A bicyclette sur la seule route de Tahiti Nous avions aussi une maison sur la plage de l'autre côté de la route, où mon père gardait son gramophone à main, un Victrola. Après le dîner, nous jouions souvent des marches de Souza et je marchais au pas avec mon père au son de la musique. Il jouait aussi une chanson allemande qu'il avait apprise quand il était prisonnier pendant la guerre. J'en avais appris les paroles et nous chantions "Adieu Mein Klein a grande officier, adieu, adieu". Papa m'emmenait dehors les nuits de pleine lune et me racontait des histoires de fées qui se balançaient sur les étamines des hibiscus du corail et qui dansaient au clair de lune sur les palmes de cocotiers. Quelle magie il sortait de son esprit créateur!... Nous n'avions pas la télévision ni même la radio, mon imagination devait donc faire des heures supplémentaires pour suivre les histoires que mon père avait rapportées de son enfance dans l'Iowa.

Quand  la Seconde Guerre Mondiale éclata avec le bombardement de Pearl Harbor,  nous nous sommes enfin procurés une radio et nous écoutions les nouvelles  de la guerre tous les soirs à sept heures. Chet Huntley était notre  reporter préféré, mais nous écoutions aussi d'autres  émissions telles que la "Prudential Family Home" avec Lawrence Tibbet,  un célèbre chanteur de l'époque. Il commençait toujours  avec une chanson qui disait: "A  garden  sweet, a garden small, a garden just the size for... Nancy Ella Hall"  ("Un  jardin doux, un jardin petit, un jardin juste assez grand pour... Nancy Ella Hall".  C'était  mon père qui y avait mis mon nom et jusqu'à ce jour, je verse une larme  quand j'entends cette musique.

J'espère que ceux qui visiteront ma maison familiale y sentiront l'amour que j'ai eu la chance d'y recevoir. J'espère aussi qu'ils partageront mes souvenirs de la charmante maison de James Norman et de Lala Hall.  Lala  était ma mère ainsi qu'une grande dame, et elle prenait bien soin de son Jimmy et de leurs enfants.

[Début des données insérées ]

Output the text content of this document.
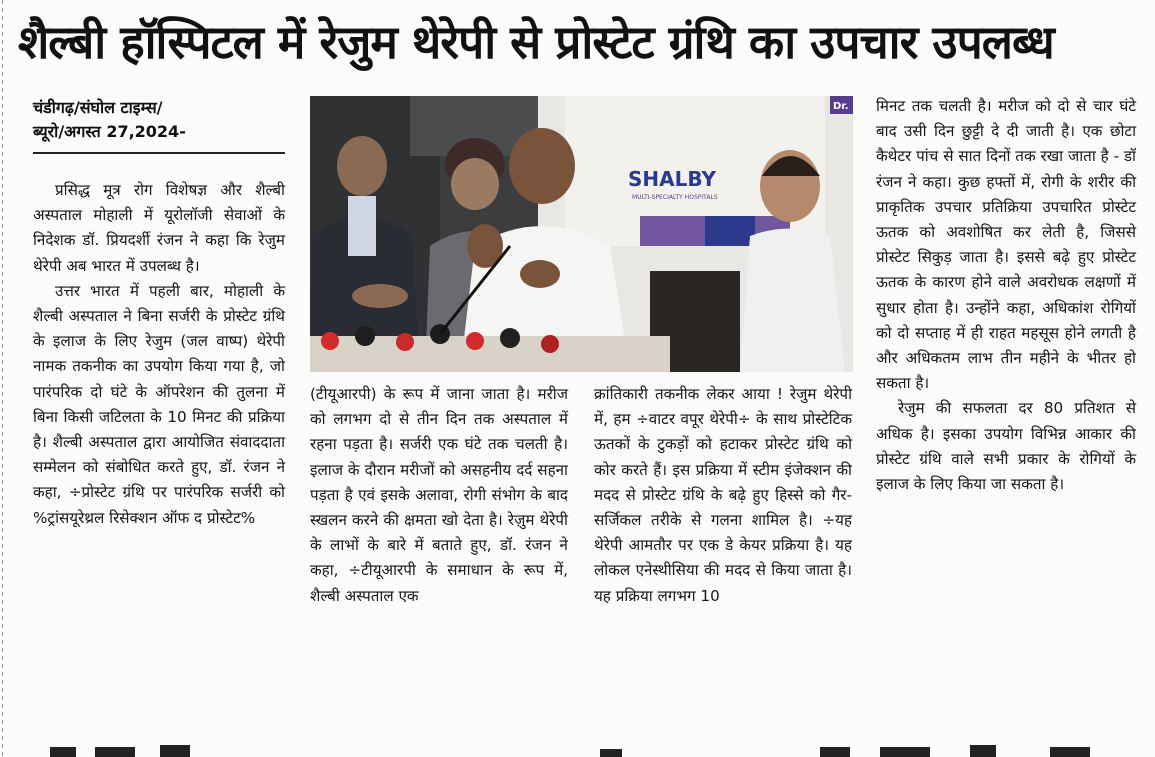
शैल्बी हॉस्पिटल में रेजुम थेरेपी से प्रोस्टेट ग्रंथि का उपचार उपलब्ध
चंडीगढ़/संघोल टाइम्स/
ब्यूरो/अगस्त 27,2024-

प्रसिद्ध मूत्र रोग विशेषज्ञ और शैल्बी अस्पताल मोहाली में यूरोलॉजी सेवाओं के निदेशक डॉ. प्रियदर्शी रंजन ने कहा कि रेजुम थेरेपी अब भारत में उपलब्ध है।

उत्तर भारत में पहली बार, मोहाली के शैल्बी अस्पताल ने बिना सर्जरी के प्रोस्टेट ग्रंथि के इलाज के लिए रेजुम (जल वाष्प) थेरेपी नामक तकनीक का उपयोग किया गया है, जो पारंपरिक दो घंटे के ऑपरेशन की तुलना में बिना किसी जटिलता के 10 मिनट की प्रक्रिया है। शैल्बी अस्पताल द्वारा आयोजित संवाददाता सम्मेलन को संबोधित करते हुए, डॉ. रंजन ने कहा, ÷प्रोस्टेट ग्रंथि पर पारंपरिक सर्जरी को %ट्रांसयूरेथ्रल रिसेक्शन ऑफ द प्रोस्टेट%

SHALBY
MULTI-SPECIALTY HOSPITALS
Dr.

(टीयूआरपी) के रूप में जाना जाता है। मरीज को लगभग दो से तीन दिन तक अस्पताल में रहना पड़ता है। सर्जरी एक घंटे तक चलती है। इलाज के दौरान मरीजों को असहनीय दर्द सहना पड़ता है एवं इसके अलावा, रोगी संभोग के बाद स्खलन करने की क्षमता खो देता है। रेज़ुम थेरेपी के लाभों के बारे में बताते हुए, डॉ. रंजन ने कहा, ÷टीयूआरपी के समाधान के रूप में, शैल्बी अस्पताल एक

क्रांतिकारी तकनीक लेकर आया ! रेजुम थेरेपी में, हम ÷वाटर वपूर थेरेपी÷ के साथ प्रोस्टेटिक ऊतकों के टुकड़ों को हटाकर प्रोस्टेट ग्रंथि को कोर करते हैं। इस प्रक्रिया में स्टीम इंजेक्शन की मदद से प्रोस्टेट ग्रंथि के बढ़े हुए हिस्से को गैर-सर्जिकल तरीके से गलना शामिल है। ÷यह थेरेपी आमतौर पर एक डे केयर प्रक्रिया है। यह लोकल एनेस्थीसिया की मदद से किया जाता है। यह प्रक्रिया लगभग 10

मिनट तक चलती है। मरीज को दो से चार घंटे बाद उसी दिन छुट्टी दे दी जाती है। एक छोटा कैथेटर पांच से सात दिनों तक रखा जाता है - डॉ रंजन ने कहा। कुछ हफ्तों में, रोगी के शरीर की प्राकृतिक उपचार प्रतिक्रिया उपचारित प्रोस्टेट ऊतक को अवशोषित कर लेती है, जिससे प्रोस्टेट सिकुड़ जाता है। इससे बढ़े हुए प्रोस्टेट ऊतक के कारण होने वाले अवरोधक लक्षणों में सुधार होता है। उन्होंने कहा, अधिकांश रोगियों को दो सप्ताह में ही राहत महसूस होने लगती है और अधिकतम लाभ तीन महीने के भीतर हो सकता है।

रेजुम की सफलता दर 80 प्रतिशत से अधिक है। इसका उपयोग विभिन्न आकार की प्रोस्टेट ग्रंथि वाले सभी प्रकार के रोगियों के इलाज के लिए किया जा सकता है।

Je n'ai passé que 13 ans dans cette maison avant de partir aux Etats Unis en 1943. Je n'y suis revenue qu'en 1951 à la mort de mon père. Il fut enterré sur notre colline, là où Nick et moi avons construit notre maison et avons vécu de temps en temps durant ces 54 dernières années. Ma mère, Sarah Hall et Grandma Winchester reposent également en paix là-haut.

La tombe de mon père porte l'épitaphe qu'il avait lui-même écrite et qui décrivait la vision qu'il avait eue quand il avait 11 ans dans l'Iowa: "Look to the Northward stranger,  just over the hillside (barn roof) there. Have you in your travels seen a land more passing fair?" ("Regarde vers le nord, étranger, juste au dessus du toit de la grange au flanc de la colline. Dans tous tes voyages, as-tu vu une terre plus belle").